Jon Falker | Marketing Director, Prime Data Centers
Jon Falker

“The movement towards distributed workforces was gathering momentum before Covid. The pandemic simply accelerated it. The companies that have been doing it well since long before Covid recognized the need for employees to commit to writing down key issues, decisions, and results. That transparency of operational data allows for people to be productive no matter where they happen to be.”

Will Balsham | Partner, CMA Strategy Consulting
Will Balsham

“For a long time, enterprise and commercial broadband services were simply better than most residential services, from upload speeds, latency, and SLAs. Consumers had certain expectations about their services at work. Now that more people are working from home, it has become clear that for many users, DSL, and even cable modem services are not meeting people’s needs for connectivity at home. Fiber to the home (FTTH) is the best service to support working from home as upload bandwidth becomes just as important as download speeds for video conferencing, collaboration, and file sharing. CMA sees the same dynamic in the U.S., the U.K., Europe, and AsiaPac regions as operators and governments rush to connect more homes to FTTH networks. CMA expects (and is working with clients to implement) massive new investment in fiber to the home all around the globe.”

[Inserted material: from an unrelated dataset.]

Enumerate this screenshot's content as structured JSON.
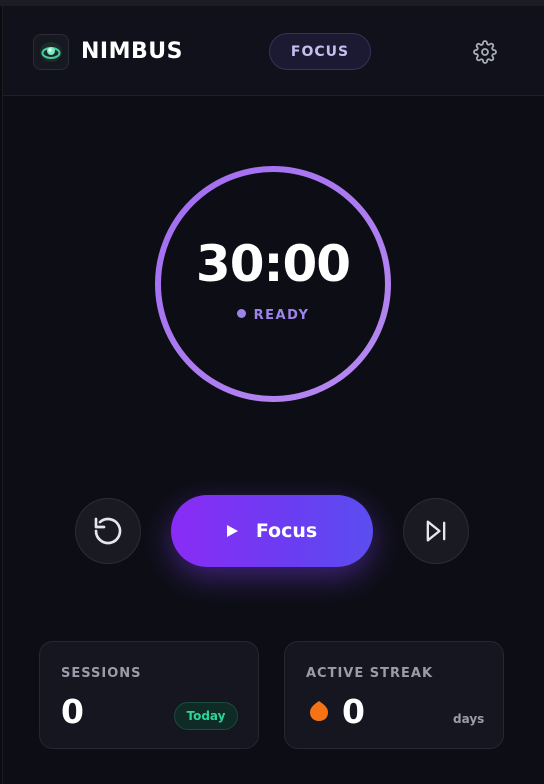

Brian R. Flynn | President, Xtel
Brian Flynn

“Work from Home (WFH) has created a dynamic where network administrators must carefully consider where their data is stored and how to let employees access it. If a WFH employee needs to access data stored on the corporate network, they have the potential of creating a backdoor into the corporate network that can be exploited by hackers looking to steal data or implement a ransomware attack. Therefore, network admins must implement proper network security protocols both on the corporate level and WFH level, treating WFH as a satellite office rather than a simple home network. Hackers have adapted to the new corporate structures and are very capable of exploiting it.”